Kercheval, Gholson
Born: 1805-12-04 Mason County, Kentucky
Died: 1875-07-17 San Francisco, California
Kercheval was one of the early settlers in Chicago, Illinois, arriving in the area around 1830. He was among the first three county commissioners of Cook County, taking the oath of office in March 1831. From 1831 to 1833, he was sub-agent of Indian affairs in Chicago, working under Colonel Thomas J. V. Owen, his brother-in-law. During the Black Hawk War, he was captain of the company of militia from Chicago.

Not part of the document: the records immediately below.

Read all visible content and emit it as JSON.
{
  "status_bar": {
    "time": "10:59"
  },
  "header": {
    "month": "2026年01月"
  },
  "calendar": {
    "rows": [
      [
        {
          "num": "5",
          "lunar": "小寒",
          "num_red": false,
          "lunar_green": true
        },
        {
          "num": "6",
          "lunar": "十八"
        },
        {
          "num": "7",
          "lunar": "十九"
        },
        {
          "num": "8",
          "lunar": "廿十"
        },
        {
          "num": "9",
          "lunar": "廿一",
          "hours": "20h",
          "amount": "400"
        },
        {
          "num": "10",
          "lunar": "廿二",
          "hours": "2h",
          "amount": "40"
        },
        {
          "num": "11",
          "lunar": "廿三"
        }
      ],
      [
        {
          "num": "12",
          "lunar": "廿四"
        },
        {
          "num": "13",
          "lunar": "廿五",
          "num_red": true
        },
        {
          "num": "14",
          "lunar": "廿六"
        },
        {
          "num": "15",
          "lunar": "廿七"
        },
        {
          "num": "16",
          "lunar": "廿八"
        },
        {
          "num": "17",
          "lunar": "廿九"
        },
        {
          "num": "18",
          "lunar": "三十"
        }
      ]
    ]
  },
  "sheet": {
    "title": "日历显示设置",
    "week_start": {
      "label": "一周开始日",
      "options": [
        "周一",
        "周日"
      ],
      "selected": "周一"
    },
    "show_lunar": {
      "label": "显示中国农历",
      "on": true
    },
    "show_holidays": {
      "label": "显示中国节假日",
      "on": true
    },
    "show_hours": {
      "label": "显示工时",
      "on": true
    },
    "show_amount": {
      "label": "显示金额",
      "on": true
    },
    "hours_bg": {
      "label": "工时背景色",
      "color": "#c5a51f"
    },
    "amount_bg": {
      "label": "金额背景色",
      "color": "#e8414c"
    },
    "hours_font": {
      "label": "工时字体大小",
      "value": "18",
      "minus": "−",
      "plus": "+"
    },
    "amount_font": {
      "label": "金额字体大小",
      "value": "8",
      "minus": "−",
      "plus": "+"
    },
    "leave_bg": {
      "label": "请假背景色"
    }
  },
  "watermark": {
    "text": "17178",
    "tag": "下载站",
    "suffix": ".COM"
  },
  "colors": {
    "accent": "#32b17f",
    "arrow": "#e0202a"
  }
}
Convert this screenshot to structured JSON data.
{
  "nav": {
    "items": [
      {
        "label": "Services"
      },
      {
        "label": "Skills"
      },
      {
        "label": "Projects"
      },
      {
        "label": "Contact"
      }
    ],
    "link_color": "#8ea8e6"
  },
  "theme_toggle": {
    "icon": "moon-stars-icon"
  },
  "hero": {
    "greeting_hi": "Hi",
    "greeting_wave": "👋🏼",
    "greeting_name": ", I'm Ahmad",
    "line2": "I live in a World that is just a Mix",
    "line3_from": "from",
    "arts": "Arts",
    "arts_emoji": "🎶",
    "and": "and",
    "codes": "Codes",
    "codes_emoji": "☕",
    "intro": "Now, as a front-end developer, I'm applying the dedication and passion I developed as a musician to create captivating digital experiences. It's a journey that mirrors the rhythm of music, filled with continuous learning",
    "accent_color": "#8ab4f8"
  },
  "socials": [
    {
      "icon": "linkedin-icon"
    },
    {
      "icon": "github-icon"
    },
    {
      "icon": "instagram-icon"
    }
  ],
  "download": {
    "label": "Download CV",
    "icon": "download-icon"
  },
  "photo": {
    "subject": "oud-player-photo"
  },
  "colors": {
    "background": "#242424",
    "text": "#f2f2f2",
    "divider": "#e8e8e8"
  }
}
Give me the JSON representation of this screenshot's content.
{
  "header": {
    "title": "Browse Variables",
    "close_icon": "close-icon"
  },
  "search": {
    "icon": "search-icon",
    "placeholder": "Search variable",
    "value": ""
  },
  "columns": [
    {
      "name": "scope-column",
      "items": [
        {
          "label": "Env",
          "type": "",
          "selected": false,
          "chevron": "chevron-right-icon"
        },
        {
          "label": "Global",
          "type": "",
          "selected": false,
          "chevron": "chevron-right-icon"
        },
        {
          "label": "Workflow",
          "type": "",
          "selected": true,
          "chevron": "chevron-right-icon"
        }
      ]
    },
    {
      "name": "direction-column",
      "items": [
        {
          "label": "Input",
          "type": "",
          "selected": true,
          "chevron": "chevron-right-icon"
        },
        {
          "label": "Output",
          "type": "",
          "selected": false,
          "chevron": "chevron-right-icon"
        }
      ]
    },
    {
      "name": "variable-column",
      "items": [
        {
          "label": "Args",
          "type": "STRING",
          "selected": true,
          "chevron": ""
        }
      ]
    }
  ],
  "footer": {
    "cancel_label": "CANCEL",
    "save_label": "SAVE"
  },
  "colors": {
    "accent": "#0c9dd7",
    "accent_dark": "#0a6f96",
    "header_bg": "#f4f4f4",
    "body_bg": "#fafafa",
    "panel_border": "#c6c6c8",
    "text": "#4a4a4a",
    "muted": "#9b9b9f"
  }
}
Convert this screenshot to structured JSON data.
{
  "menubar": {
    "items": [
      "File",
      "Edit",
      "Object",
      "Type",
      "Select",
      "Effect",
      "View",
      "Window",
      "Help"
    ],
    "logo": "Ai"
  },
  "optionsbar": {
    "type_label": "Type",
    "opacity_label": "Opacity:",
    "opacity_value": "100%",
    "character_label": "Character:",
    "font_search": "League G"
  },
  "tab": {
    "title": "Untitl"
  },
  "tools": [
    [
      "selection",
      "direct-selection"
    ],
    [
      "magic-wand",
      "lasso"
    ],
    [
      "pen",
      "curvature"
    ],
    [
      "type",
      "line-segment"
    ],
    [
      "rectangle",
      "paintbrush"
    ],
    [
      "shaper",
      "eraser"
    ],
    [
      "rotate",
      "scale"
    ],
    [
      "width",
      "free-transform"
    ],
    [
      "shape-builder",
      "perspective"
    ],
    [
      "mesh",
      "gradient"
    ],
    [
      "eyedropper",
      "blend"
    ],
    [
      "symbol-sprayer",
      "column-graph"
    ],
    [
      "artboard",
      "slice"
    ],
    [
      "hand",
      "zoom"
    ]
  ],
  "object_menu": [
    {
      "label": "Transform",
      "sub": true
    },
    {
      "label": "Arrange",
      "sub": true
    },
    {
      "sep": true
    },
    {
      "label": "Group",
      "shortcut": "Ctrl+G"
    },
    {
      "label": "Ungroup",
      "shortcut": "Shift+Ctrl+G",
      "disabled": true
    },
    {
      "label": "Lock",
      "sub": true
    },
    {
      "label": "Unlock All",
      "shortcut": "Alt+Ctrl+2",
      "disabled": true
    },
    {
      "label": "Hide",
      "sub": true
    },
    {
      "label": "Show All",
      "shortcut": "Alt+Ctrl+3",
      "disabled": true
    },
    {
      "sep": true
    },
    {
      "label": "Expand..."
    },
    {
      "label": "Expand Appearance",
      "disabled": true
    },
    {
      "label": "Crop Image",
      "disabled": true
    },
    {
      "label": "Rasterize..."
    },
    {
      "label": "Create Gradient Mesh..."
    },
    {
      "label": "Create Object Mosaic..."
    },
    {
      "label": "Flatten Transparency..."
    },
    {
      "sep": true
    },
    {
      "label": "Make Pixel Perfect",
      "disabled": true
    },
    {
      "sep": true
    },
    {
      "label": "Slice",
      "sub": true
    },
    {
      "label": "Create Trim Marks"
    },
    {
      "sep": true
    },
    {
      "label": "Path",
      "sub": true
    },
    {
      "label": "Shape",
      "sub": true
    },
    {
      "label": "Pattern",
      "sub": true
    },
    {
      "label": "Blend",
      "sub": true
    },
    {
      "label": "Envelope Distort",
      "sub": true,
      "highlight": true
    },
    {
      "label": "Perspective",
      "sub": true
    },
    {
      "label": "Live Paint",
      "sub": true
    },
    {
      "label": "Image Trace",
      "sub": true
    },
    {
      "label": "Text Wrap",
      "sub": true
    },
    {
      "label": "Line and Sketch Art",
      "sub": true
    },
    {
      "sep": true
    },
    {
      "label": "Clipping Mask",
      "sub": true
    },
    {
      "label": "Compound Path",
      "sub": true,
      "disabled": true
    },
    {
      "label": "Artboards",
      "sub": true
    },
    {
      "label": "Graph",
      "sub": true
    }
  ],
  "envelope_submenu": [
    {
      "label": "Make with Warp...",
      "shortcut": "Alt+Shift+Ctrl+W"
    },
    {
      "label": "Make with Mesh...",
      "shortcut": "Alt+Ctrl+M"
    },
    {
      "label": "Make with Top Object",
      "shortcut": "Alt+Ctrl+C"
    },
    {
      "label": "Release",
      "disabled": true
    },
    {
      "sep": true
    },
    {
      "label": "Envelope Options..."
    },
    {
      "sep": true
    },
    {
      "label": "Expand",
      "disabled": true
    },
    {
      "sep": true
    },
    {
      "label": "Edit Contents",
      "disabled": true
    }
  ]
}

Kercheval worked as a mediator on behalf of the Sac and Fox nations in their negotiations with the United States government, for which he received $2,000. In November 1833, he married Blanche Felicite Hotchkiss, with whom he had one child. In August 1838, voters in Cook, McHenry, and Will counties elected Kercheval as a Democrat to the Illinois House of Representatives, where he served until 1840. Kercheval and his family moved to California in 1850.
Diana Kercheval Bennett, The Kerchevals in America (n.p., 2003), 182-83; Newton Bateman, Paul Selby, and J. Seymour Currey, eds. Historical Encyclopedia of Illinois and History of Hancock County ed. by Charles J. Scofield (Chicago: Munsell, 1921), 1:120; Isaac H. Elliott, Record of the Services of Illinois Soldiers in the Black Hawk War, 1831-32, and in the Mexican War, 1846-8 (Springfield, IL: H. W. Rokker, 1882), xxiii; Theodore C. Pease, ed., Illinois Election Returns, 1818-1848, vol. 18 of Collections of the Illinois State Historical Library (Springfield: Illinois State Historical Library, 1923), 324; John Clayton, comp., The Illinois Fact Book and History Almanac, 1673-1968 (Carbondale: Southern Illinois University Press, 1970), 207.